Aralarında hakkında dava açılan kişilerin de bulunduğu 400 kişilik topluluğun buradan AKP Genel Merkezi önüne yürüyecekleri yönünde konuşmalar yapıldığı, bunun üzerine güvenlik güçlerince, böyle bir yürüyüşe izin verilmeyeceği söylenerek, giriş kapısı önünde barikat oluşturulduğu kaydedilen iddianamede, bunun ardından şüphelilerin etraftan topladıkları taşları güvenlik güçlerine doğru attıkları belirtildi.

Güvenlik güçlerince topluluğa dağılmaları yönünde ve duyulacak biçimde birkaç kez uyarıda bulunulduğu kaydedilen iddianamede, ancak topluluğun uyarıya uymadığı gibi güvenlik güçlerince kullanılan araçlara, ODTÜ'ye ait kameraya, çöp bidonlarına zarar verdiği, barikatta bulunan güvenlik güçlerine taş, tekme ve sopalarla vurarak hayati tehlikeye yol açmaksızın basit tıbbi müdahale ile giderilecek biçimde yaraladığı ifade edildi.

İddianamede, şüphelilerin, başlangıçtan itibaren topluluğun içinde yer aldıkları, topluluğu yönlendirici  tavırlarda bulundukları kaydedildi.

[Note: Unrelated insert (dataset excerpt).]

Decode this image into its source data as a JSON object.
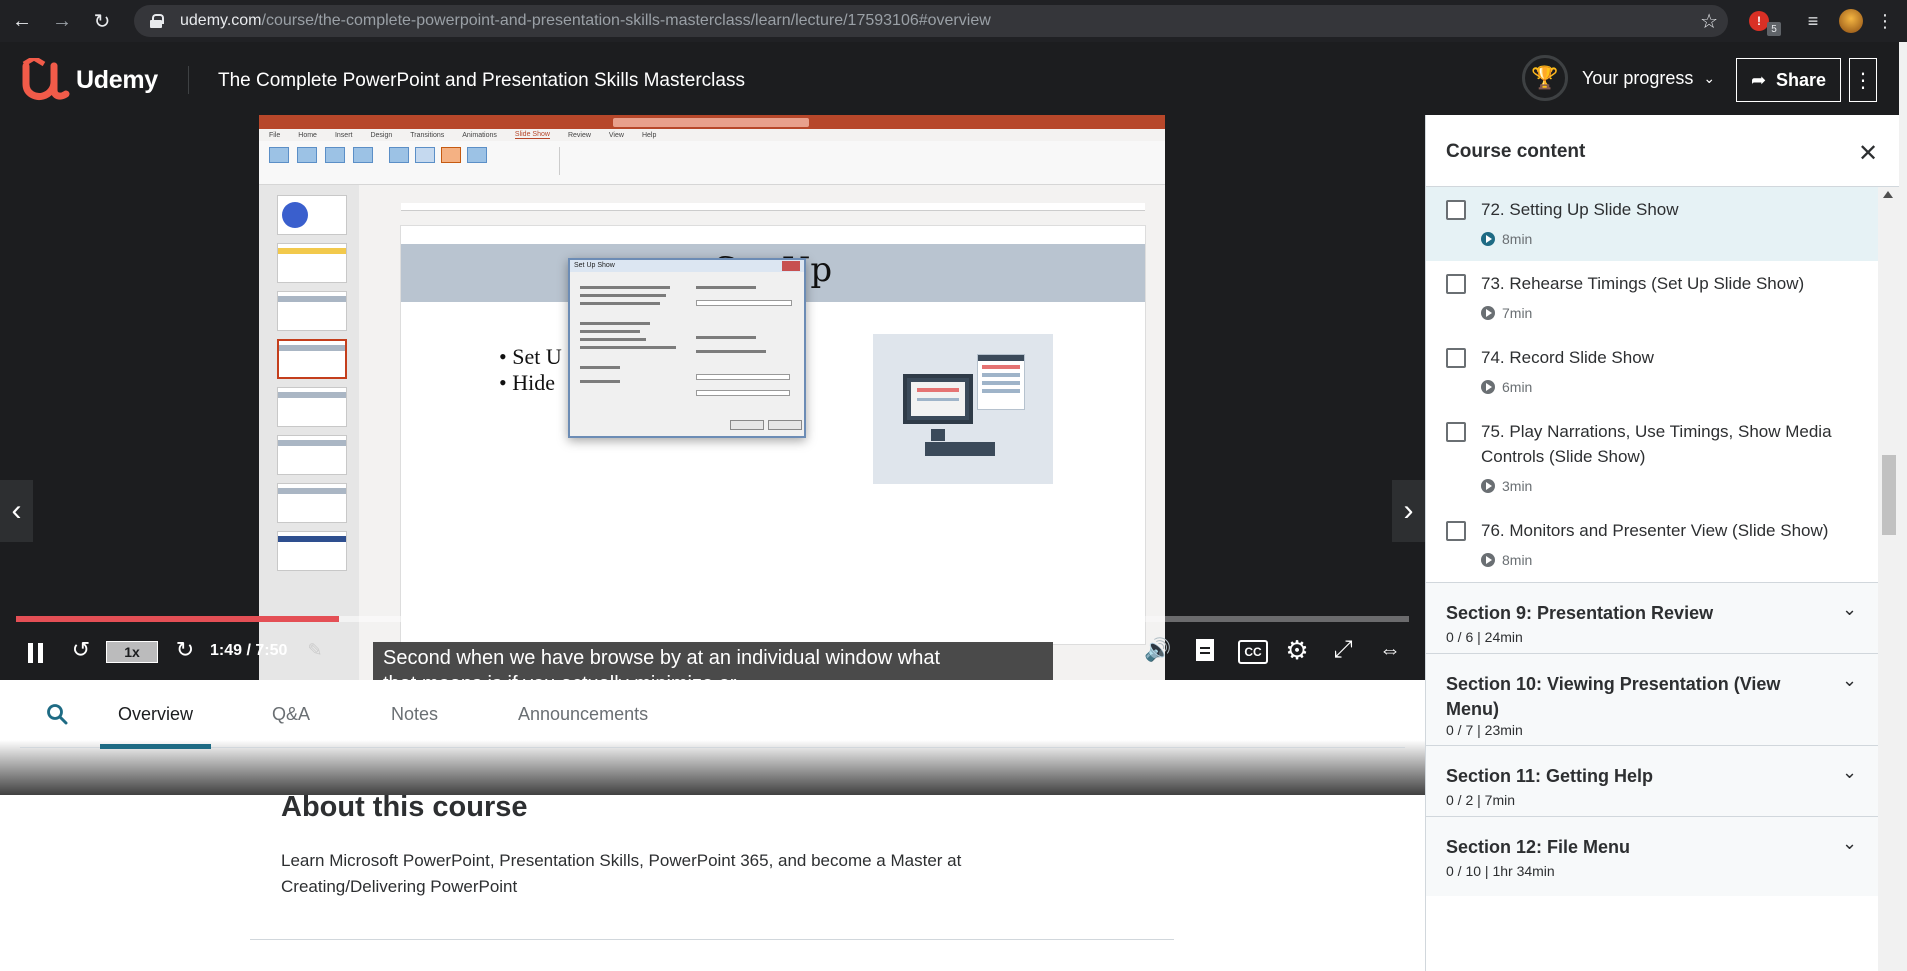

Dava konusu olayda, şüphelilerin, toplantı düzenlemek için adli makamlara başvurularının bulunmadığı ve başlangıçtan itibaren topluluğun saldırgan tavır içinde olduğu ifade edilen iddianamede, güvenlik güçlerinin topluluğa dağılmaları için ve duyulacak biçimde defalarca uyarıda bulunduğu, buna karşın topluluğun dağılmadığı gibi kendisini dağıtmak isteyen güvenlik güçlerine karşı zor kullandığı anlatıldı.

İddianamede, bu durumda Avrupa İnsan Hakları Sözleşmesi, Anayasa ve 2911 Sayılı Yasa ile sağlanan ve güvence altına alınan ''toplantı oluşturmak ve ifade özgürlüğünü kullanmak'' hakkından söz edilemeyeceği ve eylemin 2911 sayılı Yasa ile korunan toplantı yapmak hakkının dışına çıkarak, suç oluşturduğu ileri sürüldü.

Davanın iddianamesinde, üniversite öğrencisi 117 kişinin, ''mala zarar verdikleri'' ile ''izinsiz toplantı ve gösteri yürüyüşünün dağıtılması sırasında kamu görevlisine direndikleri'' gerekçesiyle 1 yıl 9 aydan 10 yıl 6 aya kadar hapisle cezalandırılmaları talep edildi.

Ankara 24. Asliye Ceza Mahkemesine sunulan iddianamenin kabul edildiği ve söz konusu kişilerin yargılanmasına önümüzdeki günlerde başlanacağı öğrenildi.